De même pour les deux villages précités, les passes qui reliaient les villages de Dionewar et de Niodior étaient exemptes de toute capture d’espèces halieutiques pendant l’hivernage.
Après ouverture de ces vasières ou de ces bolongs, les productions étaient jugées très abondantes et avoisinaient le remplissage d’au moins quatre (4) pirogues.
En plus, pour la gestion traditionnelle des ressources naturelles à partir des années 1950, même un étranger qui venait pour pêcher dans les eaux d’un village de la CR demandait toujours l’autorisation au chef de village ou à l’alkaly qui était le garant du pouvoir traditionnel.
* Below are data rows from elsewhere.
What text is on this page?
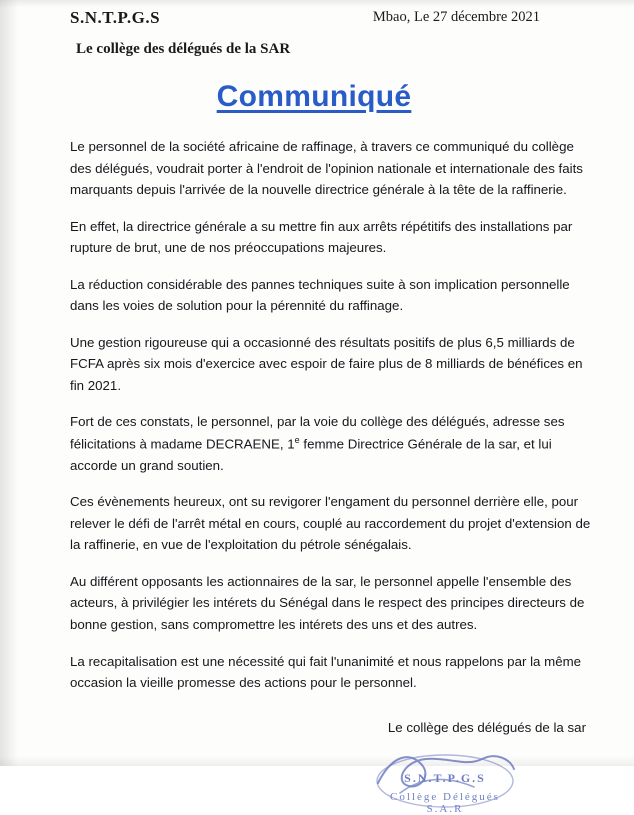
S.N.T.P.G.S	Mbao, Le 27 décembre 2021
Le collège des délégués de la SAR
Communiqué

Le personnel de la société africaine de raffinage, à travers ce communiqué du collège des délégués, voudrait porter à l'endroit de l'opinion nationale et internationale des faits marquants depuis l'arrivée de la nouvelle directrice générale à la tête de la raffinerie.

En effet, la directrice générale a su mettre fin aux arrêts répétitifs des installations par rupture de brut, une de nos préoccupations majeures.

La réduction considérable des pannes techniques suite à son implication personnelle dans les voies de solution pour la pérennité du raffinage.

Une gestion rigoureuse qui a occasionné des résultats positifs de plus 6,5 milliards de FCFA après six mois d'exercice avec espoir de faire plus de 8 milliards de bénéfices en fin 2021.

Fort de ces constats, le personnel, par la voie du collège des délégués, adresse ses félicitations à madame DECRAENE, 1e femme Directrice Générale de la sar, et lui accorde un grand soutien.

Ces évènements heureux, ont su revigorer l'engament du personnel derrière elle, pour relever le défi de l'arrêt métal en cours, couplé au raccordement du projet d'extension de la raffinerie, en vue de l'exploitation du pétrole sénégalais.

Au différent opposants les actionnaires de la sar, le personnel appelle l'ensemble des acteurs, à privilégier les intérets du Sénégal dans le respect des principes directeurs de bonne gestion, sans compromettre les intérets des uns et des autres.

La recapitalisation est une nécessité qui fait l'unanimité et nous rappelons par la même occasion la vieille promesse des actions pour le personnel.

Le collège des délégués de la sar
S.N.T.P.G.S
Collège Délégués S.A.R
Doléances formulées par les populations locales pour une bonne réglementation de l’accès aux ressources naturelles
Pour asseoir des mesures adéquates quant à l’accès des ressources naturelles dans la CR de Dionewar, un certain nombre de dispositions sont envisageables à l’endroit des différents acteurs (Etat, partenaires au développement, ONG, Collectivités locales etc.) intervenant dans cette zone de haute biodiversité.
– La principale revendication consiste à exhorter à l’Etat du Sénégal de trouver des solutions idoines par rapport à la rupture de la brèche de Sangomar principal facteur de dégradation de la ressource forestière (mangrove) et de disparition de la ressource halieutique (déplacement des espèces marines) et de l’érosion côtière.
– L’implantation d’un service de pêche est fondamentalement préconisée par les pêcheurs et les collectrices des fruits de mer. Selon eux c’est la seule structure habileté à faire appliquer la loi et les dispositions conventionnelles quant à l’exploitation des fruits de mer et des espèces halieutiques.
– Le service des eaux et forêts et les comités de surveillance sont appelés à travailler ensemble pour établir des mesures urgentes de conservation et de restauration des écosystèmes qui sont aujourd’hui en voie de dégradation exacerbée.
– L’érection d’une partie des eaux continentales de la CR en Aire Marine Protégée (AMP) à l’image du Bamboung (Toubacouta) est également souhaitable et souhaitée.
– Il est aussi impératif de doter aux comités de surveillance des moyens de surveillance (pirogues, carburant, fonds, charrettes, etc.) et des moyens de répression afin de mieux faire appliquer les mesures de fermeture et d’ouverture des vasières et de la forêt. Il en va de même pour le service des Eaux et Forêts.
– Une meilleure implication de la collectivité locale est nécessaire pour une meilleure compréhension de l’importance de cette biodiversité et des menaces dont elle fait l’objet.
Pour cela, il importe de doter à la collectivité locale de moyens lui permettant des mettre en oeuvre les compétences qui lui sont transférées. Le conseil rural ne cesse de déplorer que l’Etat a transféré les compétences sans pour autant envoyer des mesures d’accompagnement conséquentes.
– La sensibilisation accrue quant aux valeurs et fonctions que procure la mangrove et la coupe abusive dont elle fait l’objet.
– Par rapport à cette mangrove, il est préférable de systématiser les fours améliorés pour le fumage des poissons et des fruits de mer.
Conclusion partielle
Il ressort dans l’analyse de cette partie que la collectivité locale à travers les différentes commissions citées ci-dessus, les services de l’Etat, les acteurs au développement et même les populations locales s’activent dans cette dynamique de bonne gestion des ressources naturelles (ressources foncières, forestières et halieutiques) .
Aujour’hui, le constant général est que les ressources halieutiques necessitent plus de réglementation puisqu’elles génèrent plus d’avantages économiques.
Son expoitation abusive a été à l’origine des doléances formulées par les populations qui constatent sa dégradation.